While Dr. Semler called the results disappointing, he said they were not necessarily surprising. “Those patients with severe underlying pulmonary dysfunction who are most in need of an intervention to prevent desaturation during intubation may be precisely the group for whom administration of supplemental oxygen during apnea will have the least effect,” Dr. Semler said.
Patients undergoing endotracheal intubation in the ICU are at high risk for hypoxemia for several reasons, Dr.

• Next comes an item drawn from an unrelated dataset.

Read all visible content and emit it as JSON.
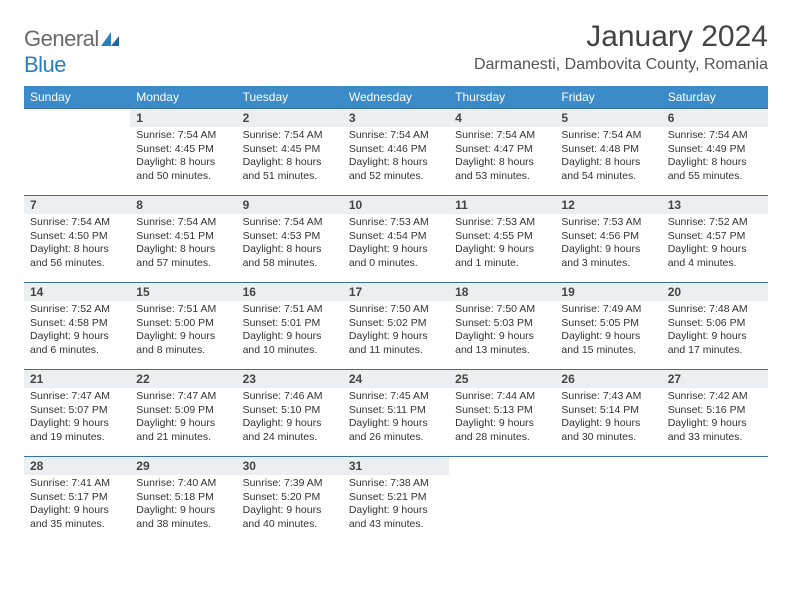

Semler noted. “Unlike in the operating room, where the indication for intubation is often airway protection during a procedure, or the emergency department, where the indication for intubation is often altered mental status, patients undergoing intubation in the medical ICU often have underlying respiratory failure prompting intubation, and many of these patients are hypoxemic before the procedure even begins.”
Peter Papadakos, MD, director of critical care medicine at the University of Rochester Medical Center, in New York, agreed that patients in the ICU frequently have severe shunt and ventilation/perfusion mismatch that might limit the benefits of supplemental oxygen, but thought further study of apneic oxygenation in patients with preserved pulmonary function or large areas of atelectasis was warranted.
Ultimately, the study concluded that its findings do not support routine use of apneic oxygenation during endotracheal intubation of critically ill adults. “To prevent desaturation during endotracheal intubation,” Dr. Semler said, “providers should focus on maximizing the oxygen saturation at the time of induction—preoxygenation—and employ a consistent approach to sedation, neuromuscular blockade and laryngoscopy that allows successful placement of the endotracheal tube in the shortest interval possible.”